Les QPV ne sont pas des déserts entrepreneuriaux : 750 000 individus sont dans la chaîne entrepreneuriale
Celle-ci regroupe tous les Français engagés dans une dynamique entrepreneuriale : des intentionnistes, ceux qui envisagent de créer ou reprendre une entreprise sans avoir encore agi, jusqu’aux porteurs de projet, chefs et ex-chefs d’entreprise.
Néanmoins les résidents des QPV, qui représentent 7 % de la population française, ne constituent que 4 % des participants à la chaîne. Le potentiel est là mais n’est pas encore pleinement activé.
1 intentionniste sur 2 veut être son propre patron
Parmi les intentionnistes des QPV, les motivations les plus cités sont :
- L’indépendance : 1 sur 2 cite la volonté d’être son propre patron
- Réaliser un rêve : 1 sur 4
- Augmenter ses revenus : 1 sur 5
L’envie d’entreprendre en QPV est à la fois une aspiration sincère et une réponse concrète à une situation professionnelle qui ne satisfait pas 6 intentionnistes sur 10.
Les habitants de quartiers prioritaires de la ville affichent des aptitudes entrepreneuriales supérieures à la moyenne nationale
Parmi les habitants des QPV inscrits dans la chaîne entrepreneuriale, 9 sur 10 s’estiment aptes à décider, négocier et présenter des résultats, contre 8 sur 10 au niveau national. Et 8 habitants des QPV sur 10 considèrent l’échec comme une expérience utile dans une carrière, là encore devant la moyenne française (7 sur 10). La peur du risque ? 7 intentionnistes sur 10 en QPV citent l’entrepreneuriat comme leur choix de carrière idéal, plus que dans le reste du pays (6 sur 10).
Pourtant, ils passent plus rarement à l’acte d’entreprendre
C’est le paradoxe central de cette édition. Parmi les intentionnistes de QPV, seul 1 sur 6 envisage de passer à l’acte dans l’année. L’étude révèle aussi que 35 % des intentionnistes n’expriment aucune crainte particulière, non pas parce qu’ils sont prêts, mais parce que la réflexion n’a pas encore vraiment commencé. Il s’agit plutôt d’intentionnistes attentistes, loin du passage à l’acte.

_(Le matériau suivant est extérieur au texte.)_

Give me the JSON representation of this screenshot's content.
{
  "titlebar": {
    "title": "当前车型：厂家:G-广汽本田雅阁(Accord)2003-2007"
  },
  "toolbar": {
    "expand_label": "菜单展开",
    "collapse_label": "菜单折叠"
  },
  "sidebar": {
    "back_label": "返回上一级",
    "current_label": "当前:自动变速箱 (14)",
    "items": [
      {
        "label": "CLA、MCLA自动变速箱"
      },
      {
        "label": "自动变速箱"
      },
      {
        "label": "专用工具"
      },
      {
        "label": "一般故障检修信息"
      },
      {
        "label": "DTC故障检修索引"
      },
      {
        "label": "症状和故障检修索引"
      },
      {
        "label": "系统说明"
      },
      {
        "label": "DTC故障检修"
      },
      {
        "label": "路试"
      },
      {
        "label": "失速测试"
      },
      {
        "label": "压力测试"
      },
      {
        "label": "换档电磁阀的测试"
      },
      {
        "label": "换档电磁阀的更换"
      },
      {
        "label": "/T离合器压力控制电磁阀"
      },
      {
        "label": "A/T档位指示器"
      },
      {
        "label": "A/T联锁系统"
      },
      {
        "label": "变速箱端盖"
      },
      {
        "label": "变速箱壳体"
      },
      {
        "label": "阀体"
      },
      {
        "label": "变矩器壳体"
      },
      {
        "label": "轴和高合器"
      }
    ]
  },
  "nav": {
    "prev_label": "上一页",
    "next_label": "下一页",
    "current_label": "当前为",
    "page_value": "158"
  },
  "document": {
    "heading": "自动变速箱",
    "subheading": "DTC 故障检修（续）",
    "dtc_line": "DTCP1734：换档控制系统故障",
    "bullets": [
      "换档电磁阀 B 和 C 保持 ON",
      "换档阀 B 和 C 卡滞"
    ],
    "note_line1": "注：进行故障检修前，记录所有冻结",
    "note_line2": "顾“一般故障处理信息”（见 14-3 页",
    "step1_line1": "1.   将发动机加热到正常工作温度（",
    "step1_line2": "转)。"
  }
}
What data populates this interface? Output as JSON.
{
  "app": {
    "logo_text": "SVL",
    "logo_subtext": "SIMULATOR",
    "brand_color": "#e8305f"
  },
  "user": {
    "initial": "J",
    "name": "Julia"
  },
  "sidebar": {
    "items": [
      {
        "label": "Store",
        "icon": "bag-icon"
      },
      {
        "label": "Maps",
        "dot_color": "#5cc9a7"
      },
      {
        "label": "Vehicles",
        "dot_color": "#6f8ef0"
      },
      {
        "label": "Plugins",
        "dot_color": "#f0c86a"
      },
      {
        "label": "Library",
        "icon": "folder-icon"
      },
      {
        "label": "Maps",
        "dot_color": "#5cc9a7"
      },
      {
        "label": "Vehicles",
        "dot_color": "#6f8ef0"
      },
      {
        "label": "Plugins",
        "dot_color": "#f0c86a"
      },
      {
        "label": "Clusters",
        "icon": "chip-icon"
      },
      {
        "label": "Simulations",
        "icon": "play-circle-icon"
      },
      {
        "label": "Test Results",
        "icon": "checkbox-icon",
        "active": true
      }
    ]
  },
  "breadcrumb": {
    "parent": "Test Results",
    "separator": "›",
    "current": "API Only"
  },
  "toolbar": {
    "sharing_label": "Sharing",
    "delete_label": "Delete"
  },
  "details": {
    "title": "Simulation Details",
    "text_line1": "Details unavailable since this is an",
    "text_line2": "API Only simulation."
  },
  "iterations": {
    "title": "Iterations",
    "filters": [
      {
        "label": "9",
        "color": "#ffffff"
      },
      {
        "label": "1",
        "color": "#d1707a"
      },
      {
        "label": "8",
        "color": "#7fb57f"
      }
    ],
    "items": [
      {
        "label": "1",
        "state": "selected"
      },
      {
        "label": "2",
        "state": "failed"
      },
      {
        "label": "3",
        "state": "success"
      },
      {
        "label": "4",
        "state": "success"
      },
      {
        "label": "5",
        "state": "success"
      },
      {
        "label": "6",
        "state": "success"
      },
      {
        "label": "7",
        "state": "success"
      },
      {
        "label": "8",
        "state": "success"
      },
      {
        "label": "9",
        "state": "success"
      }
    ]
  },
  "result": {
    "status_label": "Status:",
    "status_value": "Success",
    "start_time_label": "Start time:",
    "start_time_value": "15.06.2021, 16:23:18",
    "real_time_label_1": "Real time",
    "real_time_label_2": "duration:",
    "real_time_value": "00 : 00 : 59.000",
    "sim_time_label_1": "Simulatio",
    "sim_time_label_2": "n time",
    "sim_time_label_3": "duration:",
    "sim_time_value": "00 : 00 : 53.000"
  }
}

Les vrais freins ne sont pas psychologiques : ils sont économiques et relationnels
Si ce n’est ni le manque de confiance ni la peur de l’échec, qu’est-ce qui bloque ? L’étude est précise. Les trois freins à l’entrepreneuriat dans les quartiers sont :
- Un revenu jugé insuffisant ou trop instable ;
- Le poids des responsabilités et du stress ;
- Le niveau d’investissement financier perçu comme trop élevé.
Avant même l’accompagnement professionnel, c’est le cercle de proximité qui fait la différence. La priorité pour l’entrepreneuriat dans les QPV est de stimuler le soutien de l’entourage proche. C’est le frein le plus décisif à lever.
Conclusion
Les habitants des QPV ont envie d’entreprendre et la confiance pour. Ce qui leur manque, c’est un environnement économique, social, financier qui permet de transformer l’intention en acte. Identifier précisément ces leviers est la condition préalable à une action efficace. C’est la mission de Bpifrance Le Lab.
Méthodologie
L’Indice entrepreneurial français (IEF) mesure l’appétence à entreprendre des Français sous deux dimensions : l’engagement entrepreneurial et la culture entrepreneuriale. L’édition 2025 repose sur deux enquêtes réalisées par l’Ifop pour Bpifrance Le Lab :
- une enquête nationale en ligne (4 990 personnes, 13-26 juin 2025)
- une enquête spécifique auprès des résidents des QPV par téléphone (501 personnes, 1-10 juillet 2025).
Ce volet s’appuie sur le nouveau découpage territorial des QPV en vigueur depuis janvier 2024, portant leur population à 5,3 millions d’habitants en France métropolitaine.